Jak informowała Katarzyna Kostrzewa-Rzoska, naczelnik Wydziału Rozwoju i Gospodarki Przestrzennej w Urzędzie Miasta Malborka, sukcesywnie spada ilość zużywanej przez malborczyków wody.
- Cena rośnie, bo zmniejszył się pobór wody, a firma ma stałe koszty, więc wzrasta koszt produkcji – mówił radny Józef Barnaś, przewodniczący Komisji Finansowo-Budżetowej Rady Miasta Malborka.

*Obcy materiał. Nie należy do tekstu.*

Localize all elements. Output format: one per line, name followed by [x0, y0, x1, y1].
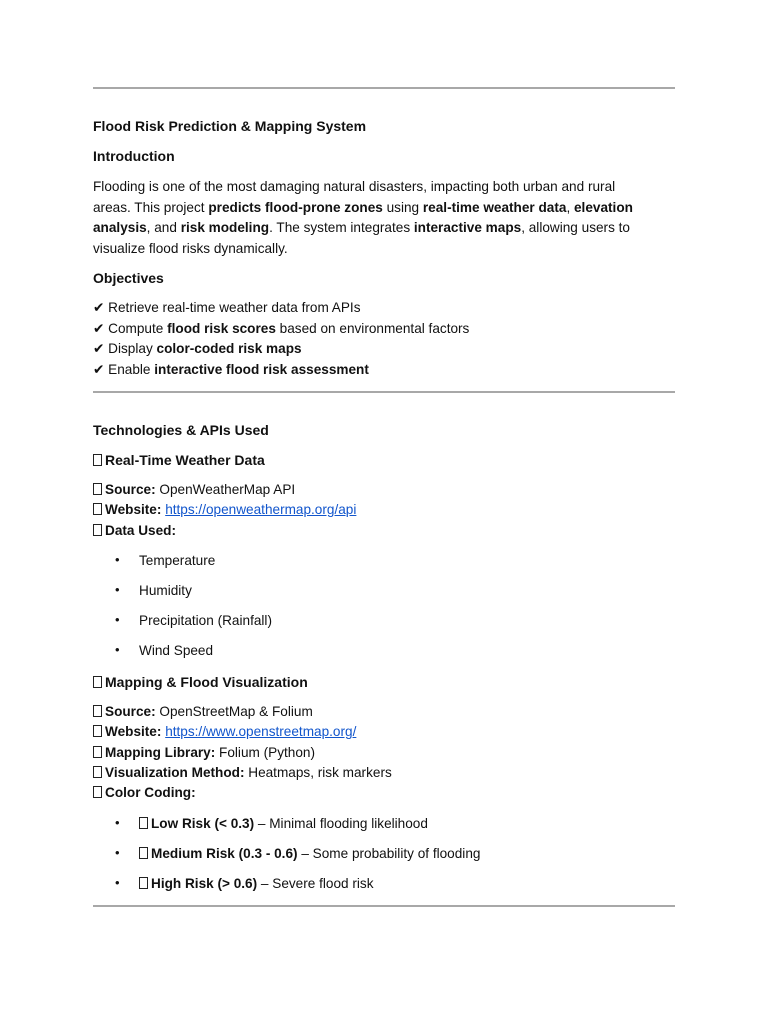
objective-item: [93, 319, 469, 339]
color-coding-label: Color Coding:: [105, 785, 196, 800]
website-label: Website:: [105, 724, 162, 739]
objective-item: [93, 298, 361, 318]
source-value: OpenStreetMap & Folium: [155, 704, 313, 719]
missing-glyph-icon: [93, 786, 102, 798]
check-icon: ✔: [93, 341, 105, 356]
list-item: Wind Speed: [139, 643, 214, 658]
missing-glyph-icon: [93, 705, 102, 717]
risk-level-item: [139, 874, 374, 894]
intro-bold: elevation analysis: [93, 199, 633, 235]
intro-bold: interactive maps: [413, 220, 522, 235]
openstreetmap-link[interactable]: https://www.openstreetmap.org/: [165, 724, 357, 739]
weather-website-line: [93, 500, 356, 520]
missing-glyph-icon: [93, 483, 102, 495]
mapping-subheading: [93, 672, 308, 692]
bullet: •: [115, 815, 120, 830]
objective-text: Enable: [104, 362, 155, 377]
check-icon: ✔: [93, 321, 105, 336]
objective-text: Display: [104, 341, 157, 356]
missing-glyph-icon: [139, 817, 148, 829]
objective-item: [93, 360, 369, 380]
data-used-label: Data Used:: [105, 523, 177, 538]
bullet: •: [115, 642, 120, 657]
library-label: Mapping Library:: [105, 745, 216, 760]
intro-bold: risk modeling: [180, 220, 270, 235]
objective-item: [93, 339, 302, 359]
bullet: •: [115, 552, 120, 567]
technologies-heading: Technologies & APIs Used: [93, 422, 269, 438]
check-icon: ✔: [93, 362, 105, 377]
missing-glyph-icon: [93, 676, 102, 688]
introduction-paragraph: [93, 177, 653, 259]
risk-level-item: [139, 844, 480, 864]
missing-glyph-icon: [93, 766, 102, 778]
source-label: Source:: [105, 482, 156, 497]
risk-description: – Severe flood risk: [257, 876, 374, 891]
intro-text: ,: [566, 199, 574, 215]
openweathermap-link[interactable]: https://openweathermap.org/api: [165, 502, 357, 517]
objective-text: based on environmental factors: [275, 321, 470, 336]
horizontal-rule: [93, 87, 675, 89]
weather-source-line: [93, 480, 295, 500]
horizontal-rule: [93, 391, 675, 393]
objectives-heading: Objectives: [93, 270, 164, 286]
missing-glyph-icon: [139, 847, 148, 859]
check-icon: ✔: [93, 300, 105, 315]
bullet: •: [115, 582, 120, 597]
missing-glyph-icon: [93, 454, 102, 466]
intro-text: , and: [146, 220, 181, 235]
risk-label: Medium Risk (0.3 - 0.6): [151, 846, 298, 861]
intro-text: Flooding is one of the most damaging natural disasters, impacting both urban and rural areas. This project: [93, 179, 616, 215]
objective-bold: color-coded risk maps: [156, 341, 302, 356]
bullet: •: [115, 612, 120, 627]
library-value: Folium (Python): [215, 745, 315, 760]
introduction-heading: Introduction: [93, 148, 175, 164]
risk-description: – Minimal flooding likelihood: [254, 816, 428, 831]
list-item: Temperature: [139, 553, 216, 568]
objective-bold: interactive flood risk assessment: [154, 362, 369, 377]
weather-heading-text: Real-Time Weather Data: [105, 452, 265, 468]
mapping-method-line: [93, 763, 392, 783]
objective-text: Compute: [104, 321, 168, 336]
weather-data-used-line: [93, 521, 176, 541]
intro-text: . The system integrates: [269, 220, 414, 235]
list-item: Humidity: [139, 583, 192, 598]
missing-glyph-icon: [93, 503, 102, 515]
risk-label: Low Risk (< 0.3): [151, 816, 255, 831]
weather-subheading: [93, 450, 265, 470]
mapping-website-line: [93, 722, 356, 742]
mapping-library-line: [93, 743, 315, 763]
source-value: OpenWeatherMap API: [155, 482, 296, 497]
risk-description: – Some probability of flooding: [297, 846, 481, 861]
objective-bold: flood risk scores: [167, 321, 276, 336]
missing-glyph-icon: [93, 524, 102, 536]
intro-bold: predicts flood-prone zones: [208, 199, 383, 215]
source-label: Source:: [105, 704, 156, 719]
missing-glyph-icon: [93, 725, 102, 737]
intro-text: , allowing users to visualize flood risks dynamically.: [93, 220, 630, 256]
objective-text: Retrieve real-time weather data from APIs: [104, 300, 361, 315]
mapping-heading-text: Mapping & Flood Visualization: [105, 674, 308, 690]
list-item: Precipitation (Rainfall): [139, 613, 272, 628]
mapping-color-coding-line: [93, 783, 196, 803]
bullet: •: [115, 875, 120, 890]
document-title: Flood Risk Prediction & Mapping System: [93, 118, 367, 134]
missing-glyph-icon: [93, 746, 102, 758]
risk-label: High Risk (> 0.6): [151, 876, 258, 891]
intro-bold: real-time weather data: [422, 199, 567, 215]
missing-glyph-icon: [139, 877, 148, 889]
method-value: Heatmaps, risk markers: [244, 765, 392, 780]
intro-text: using: [382, 199, 423, 215]
risk-level-item: [139, 814, 428, 834]
bullet: •: [115, 845, 120, 860]
website-label: Website:: [105, 502, 162, 517]
mapping-source-line: [93, 702, 313, 722]
method-label: Visualization Method:: [105, 765, 245, 780]
horizontal-rule: [93, 905, 675, 907]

Jak wyjaśniała Krystyna Babirecka, prezes Przedsiębiorstwa Wodociągów i Kanalizacji, to nie tylko oszczędzanie przez rodziny, ale również jakość używanego sprzętu sprawia, że spada pobór wody. Tłumaczyła również, że raty kredytu, jaki spółka zaciągnęła na budowę stacji uzdatniania wody, mają wpływu na cenę wody. Odsetki od kredytu, jak mówiła, nie stanowią tak wielkiego kosztu dla spółki, bo 50 proc. kwoty pokrywa Wojewódzki Fundusz Ochrony Środowiska i Gospodarki Wodnej. Szefowa „wodociągów” przypomniała, że kredyt na inwestycję związaną z konieczną poprawą jakości wody zaciągnięto w wysokości 7,5 mln zł, z czego do spłaty pozostało ok. 4,7-4,8 mln zł. Spółka rocznie spłaca z tego tytułu ok. 1-1,1 mln zł.
Dyskusję nad podwyżką cen wody skwitował radny Marek Charzewski:
- Jak będziesz oszczędzał, to zapłacisz więcej – mówił podczas dyskusji.
To faktycznie dość paradoksalne tłumaczenie, zwłaszcza że w ramach edukacji ekologicznej, którą prowadzimy od lat na naszych łamach, namawiamy, by ograniczać zużycie wody, bo jej zasoby się kurczą. A właśnie przez kieszeń najłatwiej jest przemówić do wyobraźni, bo zwykle jest tak, że im mniej popłynie z domowego kranu, tym więcej zostanie w portfelu. Ale nikt nie wziął pod uwagę tego, że prośrodowiskowe gesty i zwyczajna ludzka oszczędność znajdzie taki finał.
- Być może zmniejszenie zużycia wody to efekt „postępu cywilizacyjnego”, objawiającego się emigracją. Będzie taniej, gdy będzie nas więcej – dodał radny Krzysztof Grylak.
Więcej trzeba również zapłacić „wodociągom” za tranzyt ścieków. Do końca stycznia płacimy 1,07 zł plus VAT, od lutego będzie to pięć groszy więcej, czyli 1,12 zł plus VAT.
Trzeba być również przygotowanym na wyższe rachunki z Przedsiębiorstwa Nogat. Obecnie Obecnie za oczyszczenie 1 metra sześciennego ścieków malborczycy płacą 3,60 zł plus podatek VAT, a od 1 lutego stawka będzie wynosiła 3,74 zł plus VAT.
Nowe ceny, zgodnie z przyjętymi przez Radę Miasta uchwałami, będą obowiązywały do końca stycznia 2015 r.